Friday, September 24, 2010

Enjoying Git

OK, I admit it.  This is awesome.  I'm still getting used to committing to PostgreSQL with git rather than CVS, but it's sort of like the feeling of being let out of the dungeon.  Wow, sunlight, what am I supposed to do about that?

Actually, I've never really been into CVS bashing; it's an OK system for what it does.  And compare to RCS, which I actually used once or twice a long time ago, it's positively phenomenal.  But git, despite its imperfections, is just a lot better.

There are two major things that caused problems for me when committing to CVS.  First, it was painfully slow.  Second, since I was doing all of my development work on git, that meant extracting the patch, applying it to CVS, making sure to CVS add/rm any new/deleted files, retyping (or copying) the commit message, and double-checking that I hadn't messed anything up while moving the patch around.

$ git commit
$ git show
$ git push

Nice!  I feel like someone gave me an easy button.

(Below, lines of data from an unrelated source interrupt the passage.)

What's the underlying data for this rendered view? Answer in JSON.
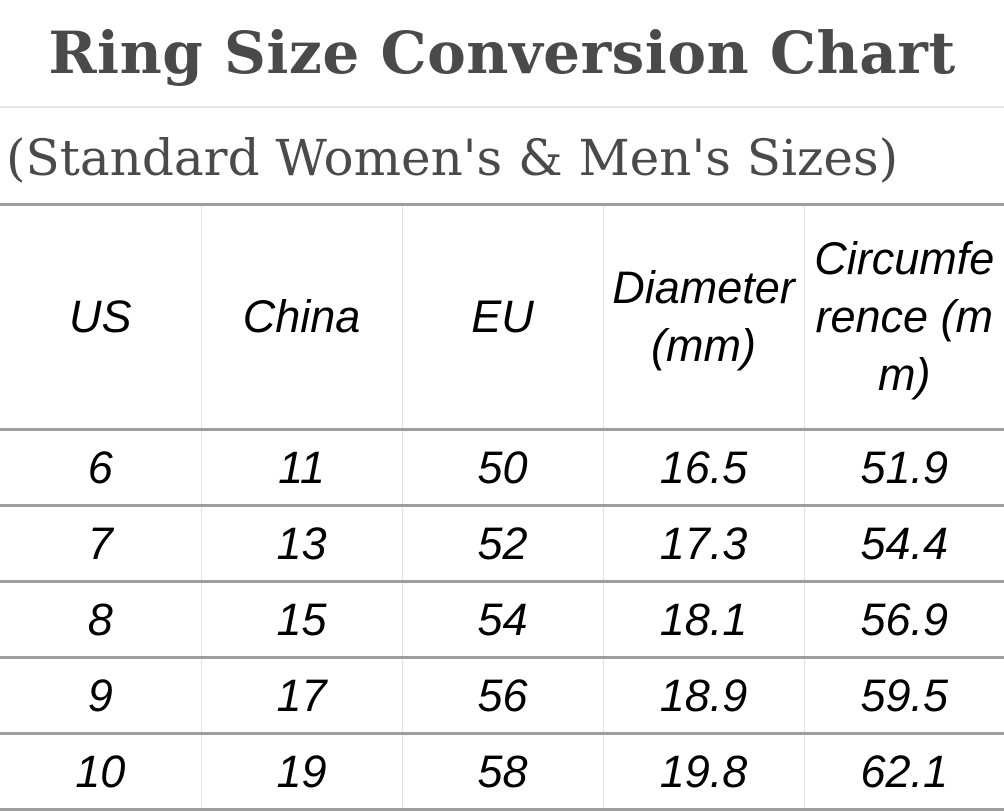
{
  "title": "Ring Size Conversion Chart",
  "subtitle": "(Standard Women's & Men's Sizes)",
  "table": {
    "headers": [
      "US",
      "China",
      "EU",
      "Diameter (mm)",
      "Circumference (mm)"
    ],
    "rows": [
      [
        "6",
        "11",
        "50",
        "16.5",
        "51.9"
      ],
      [
        "7",
        "13",
        "52",
        "17.3",
        "54.4"
      ],
      [
        "8",
        "15",
        "54",
        "18.1",
        "56.9"
      ],
      [
        "9",
        "17",
        "56",
        "18.9",
        "59.5"
      ],
      [
        "10",
        "19",
        "58",
        "19.8",
        "62.1"
      ]
    ]
  },
  "colors": {
    "heading_text": "#4a4a4a",
    "table_text": "#000000",
    "row_rule": "#9e9e9e",
    "column_rule": "#e3e3e3"
  }
}
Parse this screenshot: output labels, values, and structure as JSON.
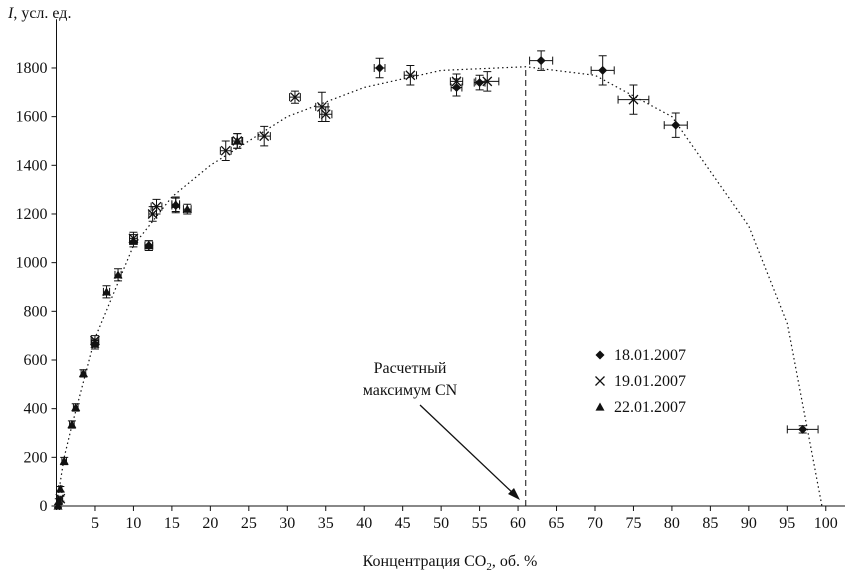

  1. I remember reading some time ago a post of yours discussing how you worked on the PostgreSQL source, and you wound up figuring that git was by far your most-used command; but then also reading a later post that the pg cvs-to-git conversion kept hitting snags and was not done. The confusion about how those two facts could be simultaneously true has now been resolved.

    I've found git to be fairly useful, but mainly because it can be used to access the full history of a project, even without network access. The fact that branches are not simply code copies of the repo in a different directory is also awesome. Strangely, I needed to actually use these features before their coolness became apparent.

    I've only read positive thoughts on moving to git for the project source. Were there any arguments towards keeping CVS, or was it pretty much unanimous?

  2. I think by the end we were pretty much all in agreement. Some people held out longer than others, based on their relative degree of familiarity with/confidence in git.

  3. I know this isn't fair, but I was secretly hoping for Mercurial, given a somewhat lower learning curve.

    Most hackers seemed to say git of course, I suspect because a few were using it already :)

    Python is in mercurial so I've got more experience there.

    I actually like the more centralized development approach postgresql has adopted so far.

    Atomic commits was the biggest saving grace for me in the switch. It's very clearly more correct.